Fighting for a Stronger Middle Class

Sunday, March 6, 2011

Why Efforts to Repeal Health Care Will Backfire

With the GOP in control of the House of Representatives, there is a constant drum beat for repealing the Affordable Care Act. The fact that repeal -- whether comprehensive or piecemeal -- has no chance of passing the Senate or getting past President Obama's veto pen clearly escapes the leaders of this legislative distraction, but there will nonetheless be much activity in the House on rolling back reform.

The Tea Party has demanded the GOP focus on repealing "Obamacare," and the Republicans are desperate to show their obedience. The staunchest opponents of health care reform -- Michele Bachmann, Eric Cantor, Mike Pence, Jim DeMint -- have drawn a line in the sand and declared that nothing less than full repeal will be acceptable.

But in all the talk about repealing health care reform, the numerous benefits that the law creates have become more publicized than they ever were before the November elections. The sunlight on those benefits -- i.e. reducing costs for preventive care, increasing insurance access for children, ending caps on insurance payouts for patients with chronic diseases -- has forced advocates of repeal to say they actually support those provisions and will work to make sure they are once again made the law of the land.

In other words, the GOP is admitting that its predictions that America would fall into a socialist dystopia if health care reform were allowed to become law are completely bogus. More importantly, they must argue that the best path forward is to end the law's protections for the American people so they can turn around and try to re-implement them.

For people who are hyper sensitive about cutting the cost of government, it's interesting that they are endorsing the definition of inefficient government work.

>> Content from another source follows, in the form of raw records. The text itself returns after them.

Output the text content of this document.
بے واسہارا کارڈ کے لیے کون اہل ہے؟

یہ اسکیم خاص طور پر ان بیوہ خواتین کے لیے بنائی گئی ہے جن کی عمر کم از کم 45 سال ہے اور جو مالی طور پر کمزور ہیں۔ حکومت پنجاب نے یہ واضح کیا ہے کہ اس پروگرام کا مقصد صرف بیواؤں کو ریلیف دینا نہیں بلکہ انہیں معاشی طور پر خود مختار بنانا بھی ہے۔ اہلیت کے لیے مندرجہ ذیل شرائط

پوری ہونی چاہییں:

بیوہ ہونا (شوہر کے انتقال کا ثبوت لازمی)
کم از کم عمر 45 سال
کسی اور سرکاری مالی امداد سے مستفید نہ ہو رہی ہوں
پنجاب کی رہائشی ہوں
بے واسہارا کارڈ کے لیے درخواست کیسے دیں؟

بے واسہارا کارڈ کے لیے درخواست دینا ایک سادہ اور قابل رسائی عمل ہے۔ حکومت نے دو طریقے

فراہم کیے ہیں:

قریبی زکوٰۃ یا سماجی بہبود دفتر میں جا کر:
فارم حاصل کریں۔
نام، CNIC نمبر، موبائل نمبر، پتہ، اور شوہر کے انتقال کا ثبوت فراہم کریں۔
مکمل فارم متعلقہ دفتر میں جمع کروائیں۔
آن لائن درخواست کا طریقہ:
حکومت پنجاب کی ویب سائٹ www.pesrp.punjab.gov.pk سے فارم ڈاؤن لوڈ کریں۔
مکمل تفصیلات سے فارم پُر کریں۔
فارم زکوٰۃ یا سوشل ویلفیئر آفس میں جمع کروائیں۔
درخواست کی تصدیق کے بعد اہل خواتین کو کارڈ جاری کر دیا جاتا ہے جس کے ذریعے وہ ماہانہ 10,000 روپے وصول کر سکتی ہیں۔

The fact of the matter is that the Affordable Care Act is a net positive for America, in particular the working class folks who have struggled to obtain health insurance. Even the Act's most fervent supporters would admit that the law is not perfect, which is why there is a bipartisan effort, for example, to end the costly 1099 filing requirement for small businesses.

Repeal was always an exercise in political expedience instead of an attempt to pass a better national policy on health care. There are areas that need reformed, but the central planks of the law are both necessary and popular. Necessary because they help fix an inherently broken health care system, and popular for the same reason.

Moreover, repeal efforts have already backfired. There is now a risk of a government shutdown due to the GOP's out of touch priorities, and the ability of health care advocates to expose the hypocrisy of repeal has likely doomed the push for repeal (although the Republicans will continue to press forward with that losing effort.)

It's important, though, to recognize the benefits that the repeal effort has reaped. It's clear that enhancing the Affordable Care Act is a worthy enterprise, but ironically Americans support a stronger law, not a weaker one. Working to get a public option, for instance, should thus be the focus of all reform-minded health advocates, as only a public option will guarantee that all Americans have access to the health care that they need.

Oddly, supporters of health care reform should thank the GOP, as their radical efforts to reduce access to affordable health care will provide an enormous boost to the cause of expanding health coverage for all Americans.